あるいは、役所が天下り先をばんばん作っていくのもこの立場主義が理由と言えます。だって自信があれば、天下りなんてしないでマイナビ一度でもエントリしてみやがれですよ。しないでしょうけどね(笑)。ですが、こうしたポジション至上主義で関所でずっと生きていると、だんだん感覚がおかしくなってきます。その帰結として、
「このコロナを乗り越えられない中小企業は廃業させて大資本に統合させていくべきだ」
なんて、曲がった考え方になります。まずは、自分が一度でいいから転職してみろって(笑)。
どこでも通じないですから。
(経済学的にもデフレ促進で間違ってますよ)。
いつか関所は崩れる
しかし、関所はあくまでもボトルネックです。
本来そこで経済的価値は生み出されていないのをあえて、関所にして不便にすることでピンはねの場を作っているわけですから。
今回のコロナショックなどはその関所が崩れていくひとつのきっかけになりそうですよね。
前述の安冨歩さんはこの関所モデルが蔓延する理由を“comittment”の欠如と言いました。つまり、多くの人が立場の奴隷になることで、責任を持たない傍観者になります。
1世代、2世代くらいはこの関所も持つかもしれませんが、時代の変化はやがてこうした関所を破壊していきます。その1つのきっかけが先の大東亜戦争の惨めなまでの大敗北だったと帰結しています。
確かにあの時も陸軍海軍が喧嘩して軍人から官僚まで立場の奴隷。ネジ工場の入り口まで別々にするほどの仲の悪さでした(笑)。ポジショントークで予算獲得して、そして、ポジショントークやってるうちに日中戦争が始まって、気づけば戦線拡大。そして、最後までお役所仕事でアメリカとガチンコやってしまいました。
そして、こうした大崩壊がやってきたあと出てくる人。
それはどんな時も黙々と自分のやることをやってきた“comittment”を持つ人達です。
この人達が指導者になると日本は強くなります。
安富さんは高度経済成長期を支えたそうした”comittment”ある人の例として本田宗一郎を挙げていました。
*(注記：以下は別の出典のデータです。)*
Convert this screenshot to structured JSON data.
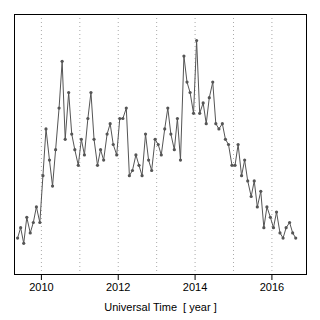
{
  "chart_data": {
    "type": "line",
    "xlabel": "Universal Time  [ year ]",
    "color": "#555555",
    "marker": "o",
    "tick_labels": "x",
    "xlim": [
      2009.3,
      2016.9
    ],
    "xticks": [
      2010,
      2012,
      2014,
      2016
    ],
    "ylim": [
      0,
      100
    ],
    "vlines": [
      2010.0,
      2011.0,
      2012.0,
      2013.0,
      2014.0,
      2015.0,
      2016.0
    ],
    "x": [
      2009.38,
      2009.46,
      2009.54,
      2009.62,
      2009.71,
      2009.79,
      2009.87,
      2009.96,
      2010.04,
      2010.12,
      2010.21,
      2010.29,
      2010.37,
      2010.46,
      2010.54,
      2010.62,
      2010.71,
      2010.79,
      2010.87,
      2010.96,
      2011.04,
      2011.12,
      2011.21,
      2011.29,
      2011.37,
      2011.46,
      2011.54,
      2011.62,
      2011.71,
      2011.79,
      2011.87,
      2011.96,
      2012.04,
      2012.12,
      2012.21,
      2012.29,
      2012.37,
      2012.46,
      2012.54,
      2012.62,
      2012.71,
      2012.79,
      2012.87,
      2012.96,
      2013.04,
      2013.12,
      2013.21,
      2013.29,
      2013.37,
      2013.46,
      2013.54,
      2013.62,
      2013.71,
      2013.79,
      2013.87,
      2013.96,
      2014.04,
      2014.12,
      2014.21,
      2014.29,
      2014.37,
      2014.46,
      2014.54,
      2014.62,
      2014.71,
      2014.79,
      2014.87,
      2014.96,
      2015.04,
      2015.12,
      2015.21,
      2015.29,
      2015.37,
      2015.46,
      2015.54,
      2015.62,
      2015.71,
      2015.79,
      2015.87,
      2015.96,
      2016.04,
      2016.12,
      2016.21,
      2016.29,
      2016.37,
      2016.46,
      2016.54,
      2016.62
    ],
    "values": [
      14,
      18,
      12,
      22,
      16,
      20,
      26,
      20,
      38,
      56,
      44,
      34,
      48,
      64,
      82,
      52,
      70,
      54,
      48,
      42,
      52,
      46,
      60,
      70,
      52,
      42,
      48,
      44,
      54,
      58,
      50,
      46,
      60,
      60,
      64,
      38,
      40,
      46,
      42,
      38,
      54,
      44,
      40,
      52,
      50,
      46,
      56,
      64,
      54,
      48,
      60,
      44,
      84,
      74,
      70,
      62,
      90,
      62,
      66,
      58,
      68,
      74,
      58,
      56,
      58,
      52,
      50,
      42,
      42,
      50,
      38,
      44,
      36,
      30,
      36,
      26,
      32,
      18,
      26,
      22,
      18,
      24,
      16,
      14,
      18,
      20,
      16,
      14
    ]
  }
}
そして、こうした人が度重なり言った言葉はこの言葉だったそうです。
亡くなった戦友たちにあの世で顔向けできない
確かに、「立場上、仕方なかったんだ」という言い訳を、死んでいった戦友にすることはできませんね。
決して健全ではないかもしれませんが、私もこの気持はわからなくもないです。
今回のコロナ騒動が日本の関所経済モデルを変えていくきっかけになることを祈るばかりです。